Celle-ci est d'ailleurs assez simple, quand on la regarde - je dis cela dans le bon sens et je me maudis d'avoir encore oublié son prénom - je ne suis pas douée avec les prénoms. Bref. C'est une femme de bureau qui a ses manies et ses habitudes, citoyenne en apparence sans histoires et d'un tempérament égal. Je l'apprécie ce personnage, elle a quelque chose de très classe moyenne et donc de près de nous. C'est pour l'avoir épousée que Tatsu a choisi de ranger ses histoires de gang. Elle semble en outre parfaitement saisir les singularités de son époux et ne lui laisse pas le temps de se faire du mal ( dans ses excès de zèle d'honneur, par exemple). Bref, ils font un couple qui semble solide, complice et dont les petits conflits sont de ceux qu'ont les vrais couples.
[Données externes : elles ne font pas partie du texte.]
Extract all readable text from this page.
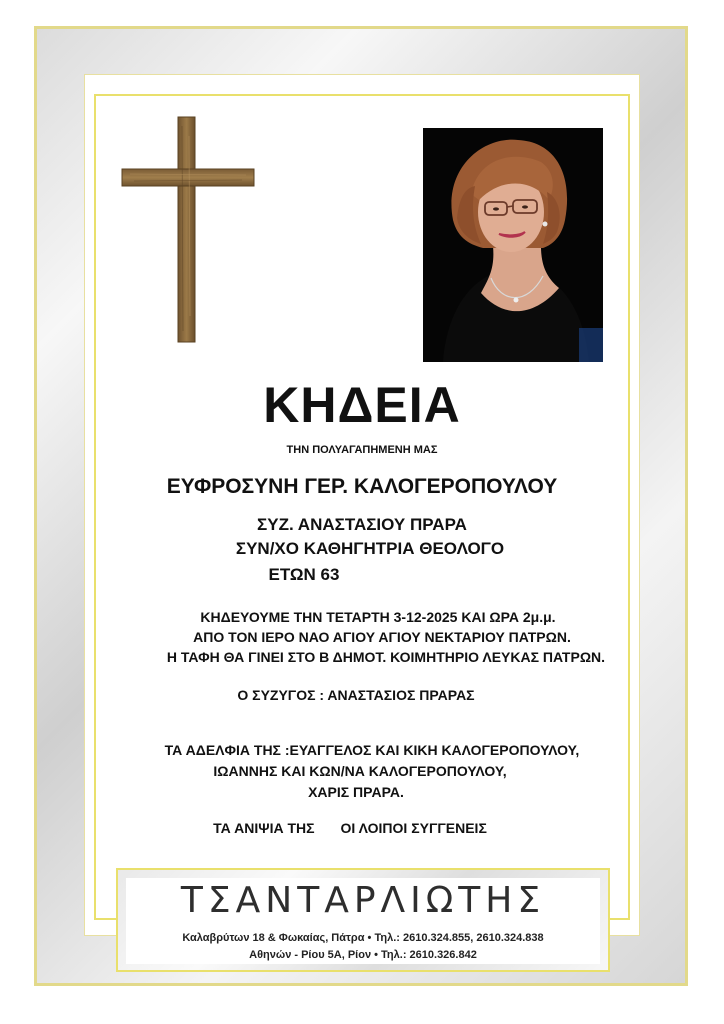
ΚΗΔΕΙΑ
ΤΗΝ ΠΟΛΥΑΓΑΠΗΜΕΝΗ ΜΑΣ
ΕΥΦΡΟΣΥΝΗ ΓΕΡ. ΚΑΛΟΓΕΡΟΠΟΥΛΟΥ
ΣΥΖ. ΑΝΑΣΤΑΣΙΟΥ ΠΡΑΡΑ
ΣΥΝ/ΧΟ ΚΑΘΗΓΗΤΡΙΑ ΘΕΟΛΟΓΟ
ΕΤΩΝ 63
ΚΗΔΕΥΟΥΜΕ ΤΗΝ ΤΕΤΑΡΤΗ 3-12-2025 ΚΑΙ ΩΡΑ 2μ.μ.
ΑΠΟ ΤΟΝ ΙΕΡΟ ΝΑΟ ΑΓΙΟΥ ΑΓΙΟΥ ΝΕΚΤΑΡΙΟΥ ΠΑΤΡΩΝ.
Η ΤΑΦΗ ΘΑ ΓΙΝΕΙ ΣΤΟ Β ΔΗΜΟΤ. ΚΟΙΜΗΤΗΡΙΟ ΛΕΥΚΑΣ ΠΑΤΡΩΝ.
Ο ΣΥΖΥΓΟΣ : ΑΝΑΣΤΑΣΙΟΣ ΠΡΑΡΑΣ
ΤΑ ΑΔΕΛΦΙΑ ΤΗΣ :ΕΥΑΓΓΕΛΟΣ ΚΑΙ ΚΙΚΗ ΚΑΛΟΓΕΡΟΠΟΥΛΟΥ,
ΙΩΑΝΝΗΣ ΚΑΙ ΚΩΝ/ΝΑ ΚΑΛΟΓΕΡΟΠΟΥΛΟΥ,
ΧΑΡΙΣ ΠΡΑΡΑ.
ΤΑ ΑΝΙΨΙΑ ΤΗΣ ΟΙ ΛΟΙΠΟΙ ΣΥΓΓΕΝΕΙΣ
ΤΣΑΝΤΑΡΛΙΩΤΗΣ
Καλαβρύτων 18 & Φωκαίας, Πάτρα • Τηλ.: 2610.324.855, 2610.324.838
Αθηνών - Ρίου 5Α, Ρίον • Τηλ.: 2610.326.842
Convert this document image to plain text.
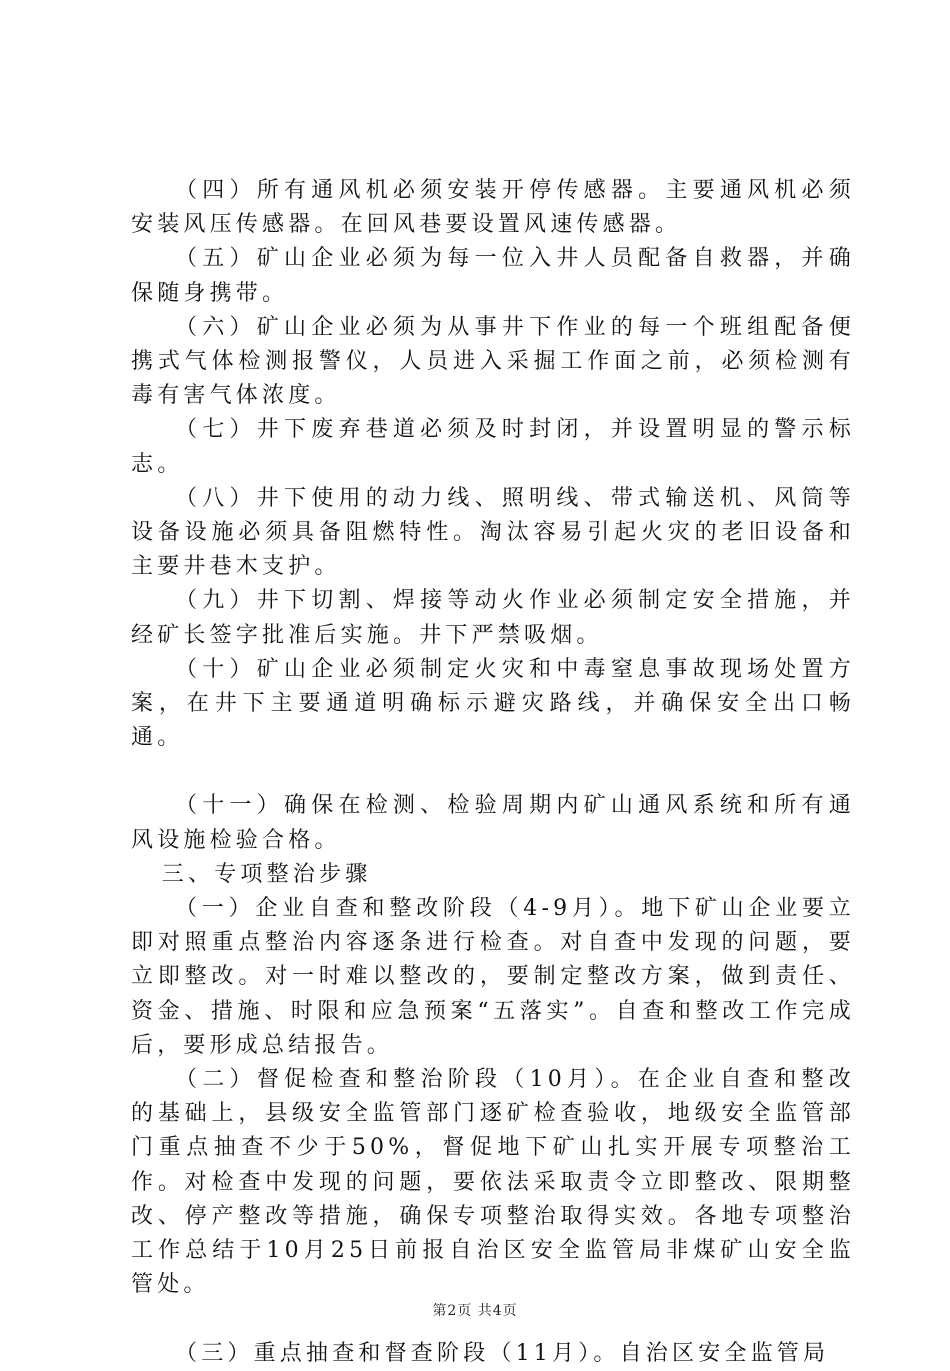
（四）所有通风机必须安装开停传感器。主要通风机必须安装风压传感器。在回风巷要设置风速传感器。

（五）矿山企业必须为每一位入井人员配备自救器，并确保随身携带。

（六）矿山企业必须为从事井下作业的每一个班组配备便携式气体检测报警仪，人员进入采掘工作面之前，必须检测有毒有害气体浓度。

（七）井下废弃巷道必须及时封闭，并设置明显的警示标志。

（八）井下使用的动力线、照明线、带式输送机、风筒等设备设施必须具备阻燃特性。淘汰容易引起火灾的老旧设备和主要井巷木支护。

（九）井下切割、焊接等动火作业必须制定安全措施，并经矿长签字批准后实施。井下严禁吸烟。

（十）矿山企业必须制定火灾和中毒窒息事故现场处置方案，在井下主要通道明确标示避灾路线，并确保安全出口畅通。

（十一）确保在检测、检验周期内矿山通风系统和所有通风设施检验合格。

三、专项整治步骤

（一）企业自查和整改阶段（4-9月）。地下矿山企业要立即对照重点整治内容逐条进行检查。对自查中发现的问题，要立即整改。对一时难以整改的，要制定整改方案，做到责任、资金、措施、时限和应急预案“五落实”。自查和整改工作完成后，要形成总结报告。

（二）督促检查和整治阶段（10月）。在企业自查和整改的基础上，县级安全监管部门逐矿检查验收，地级安全监管部门重点抽查不少于50%，督促地下矿山扎实开展专项整治工作。对检查中发现的问题，要依法采取责令立即整改、限期整改、停产整改等措施，确保专项整治取得实效。各地专项整治工作总结于10月25日前报自治区安全监管局非煤矿山安全监管处。

（三）重点抽查和督查阶段（11月）。自治区安全监管局

第2页 共4页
Parfois, la simplicité à plus d'intérêt que les couples torturés et éternellement instables que je croise beaucoup trop souvent dans la culture ces temps-ci. Et je signale que leur relation est saine, basée sur le respect, l'égalité, la complicité et la tendresse. Comme quoi tous les Bad Boys ne sont pas condamnés à être des trou-de-cul, pour un peu qu'ils s'en véritablement donnent la peine. Merci Tatsu!


Aussi, je note que les personnages secondaires aussi sont appelés à bousculer les conventions. Des anciens membre de gang qui se convertissent aussi en divers rôles plus tempérés et conventionnels, des femmes au foyer beaucoup plus débrouillardes et actives qu'elles en ont l'air, et quelques autres cas atypiques qui croisent la route de l'ancien yakuza. Ces interactions donnent souvent de drôles de situations.


En même temps, le manga me donne l'impression de valoriser la vie domestique et sociale du citoyen moyen, ce qui, en soit, n'est pas une mauvaise chose. Ça a un côté léger et apaisant. On parlera de fitness, de cuisine, de ces saletés de bidules que les écrans nous vendent, des soldes où les gens deviennent de vrais furies, de voisinage, de jardinage et de vie de couple. Tranquille, drôle et léger, pourtant atypique. Ça me rappelle mon premier gelato au concombre- fameux en passant!


Parfois, on a besoin d'un truc léger juste commodément étonnant, comme durant une pause dîner ou un après-midi à bouquiner tranquille. C'est le genre de manga qui s'y prête très bien, tout en promouvant des modèles masculins non-toxiques, la vie à la maison - qui n'est pas de tout repos! - et combinant deux univers qui, en principe, ne se rencontrent pratiquement jamais.

Côté dessin, c'est propre et bien fait. Les personnages ont une belle apparence et des proportions relativement calibrées. Visuellement, c'est plaisant et les scènes d'actions sont dynamiques. Il pourrait y avoir une meilleure fluidité dans les transitions, mais globalement, je trouve ce manga agréable visuellement.


Pour un lectorat seinen adulte - Pas tant que ce soit violent, du moins dans le premier tome - mais ce sont les sujets qui sont davantage adulte. Mais si cela intéresse les jeunes adultes et les ados, ça peut convenir.